By Chinua Akukwe
Washington, DC
The Perspective
Atlanta, Georgia
April 27, 2004
The African National Congress (ANC) and Thabo Mbeki’s government
won a resounding mandate from South African voters, April 2004. With
this renewed mandate, Thabo Mbeki will serve his second and final term
as president until 2009. Despite the anticipated margin of victory by
the ANC, a visitor to South Africa in the last few weeks would have
noticed how Thabo Mbeki and his senior colleagues in ANC campaigned
vigorously throughout the country. A major reason for the vigorous campaign
was to repair breach of trust between the government and South Africans
over the country’s HIV/AIDS policies and programs.
That the government of South Africa miscalculated in the war against
HIV/AIDS is not news. What is really newsworthy is that for the first
time, the issue of HIV/AIDS forced a popular government and a popular
political party to backtrack and engage in major reversals of public
policy. From initial skeptical public postulations on AIDS etiology
and specific clinical treatment protocols, the government of South Africa
read the mood of its citizens on the epidemic and acted by rolling out
the most comprehensive and ambitious treatment plan in Africa. Furthermore,
the government faced the unenviable task of re-introducing itself to
hard-core supporters who have been at the receiving end of the HIV/AIDS
epidemic. The treatment program is at its infancy but the government’s
commitment to HIV/AIDS remedial efforts is no longer in doubt.
The gravest challenge to South Africa’s future in the next two decades is likely to be the fallout of HIV/AIDS. As the country with the largest concentration of individuals living with HIV/AIDS, at least 5 million, South Africa faces a future that will herald untimely deaths of its most productive citizens, a potential spiraling cost of private enterprise in the country due to sickness and death of skilled workers, and a devastating epidemic that targets the poor in South Africa. According to various estimates by multilateral agencies and South Africa research institutions, the HIV/AIDS epidemic in South Africa is going to take its toll even if the government does every thing right. Thus, any delay in executing decisive remedial efforts, is potentially dangerous.
The April 2004 election reaffirmed the faith of South Africans in ANC and its government led by Thabo Mbeki. On HIV/AIDS, South Africans gave the government the benefit of the doubt. By the next election in 2009, South Africans will have enough evidence to assess its government’s commitment on HIV/AIDS.
For other African nations preparing for elections in the next few years that have a growing number of individuals living with HIV/AIDS, the die is cast. These countries may wish to learn from the recent predicament of the ruling party in South Africa. Nigeria, Zambia and Kenya should take particular note of the South Africa’s situation since they have growing rates of HIV/AIDS, limited government remedial efforts, high rates of poverty, and a polity that is far from stable.

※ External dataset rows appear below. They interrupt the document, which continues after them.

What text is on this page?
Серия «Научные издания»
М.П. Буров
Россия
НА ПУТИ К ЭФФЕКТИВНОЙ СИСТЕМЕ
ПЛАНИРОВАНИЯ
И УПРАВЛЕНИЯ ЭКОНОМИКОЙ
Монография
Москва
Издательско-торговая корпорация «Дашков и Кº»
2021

Forthcoming elections for post-conflict Democratic Republic of Congo, Liberia and Sierra Leone may also revolve around the fate of infected returnees and those families that bore the atrocities of the conflict, including rape. These countries in the next few years will get to know the full extent of their HIV/AIDS epidemic, the socioeconomic impact, and the potential degrading of law and security apparatus.
As politicians and policy makers become increasingly aware that HIV/AIDS is a major development emergency and a potential political deal breaker between citizens and their governments, the future of remedial efforts looks bright in Africa. Some may argue that South Africa’s government respects the majesty of the ballot box and may have fought scared in a credible election to reclaim a mandate that could not have gone elsewhere, at least for now. However, for governments that have ‘less respect’ for the ballot, they must be prepared to deal with the consequences of an enraged citizenry hobbled by grinding poverty, incensed by growing suffering and death from AIDS, and exasperated by lack luster response from their leaders on remedial efforts.
If the most powerful government in Africa, controlling the most powerful economy and arguably the best army, had to work hard to regain the trust of its citizens on HIV/AIDS, then less powerful African governments must be wary. HIV/AIDS once crossed the Rubicon from health care into the development arena. HIV/AIDS has made another move, and is now firmly ensconced in the political arena in Africa.
A report on the eve of the election in South Africa by the Governance and AIDS Program (GAP) of the Institute for Democracy in South Africa suggested that HIV/AIDS is already threatening democracy in the country since most eligible voters are within the same age range of individuals most affected by the epidemic. GAP even suggests that the integrity of the next South Africa election in 2009 may be compromised by high rates of HIV/AIDS among prospective voters and electoral staff. If millions of individuals become sick or are dying of AIDS in future elections, then, who will campaign, vote or oversee the elections? Without doubt, HIV/AIDS in Africa is now out of the shadows, forever ending two decades of deafening silence in the continent.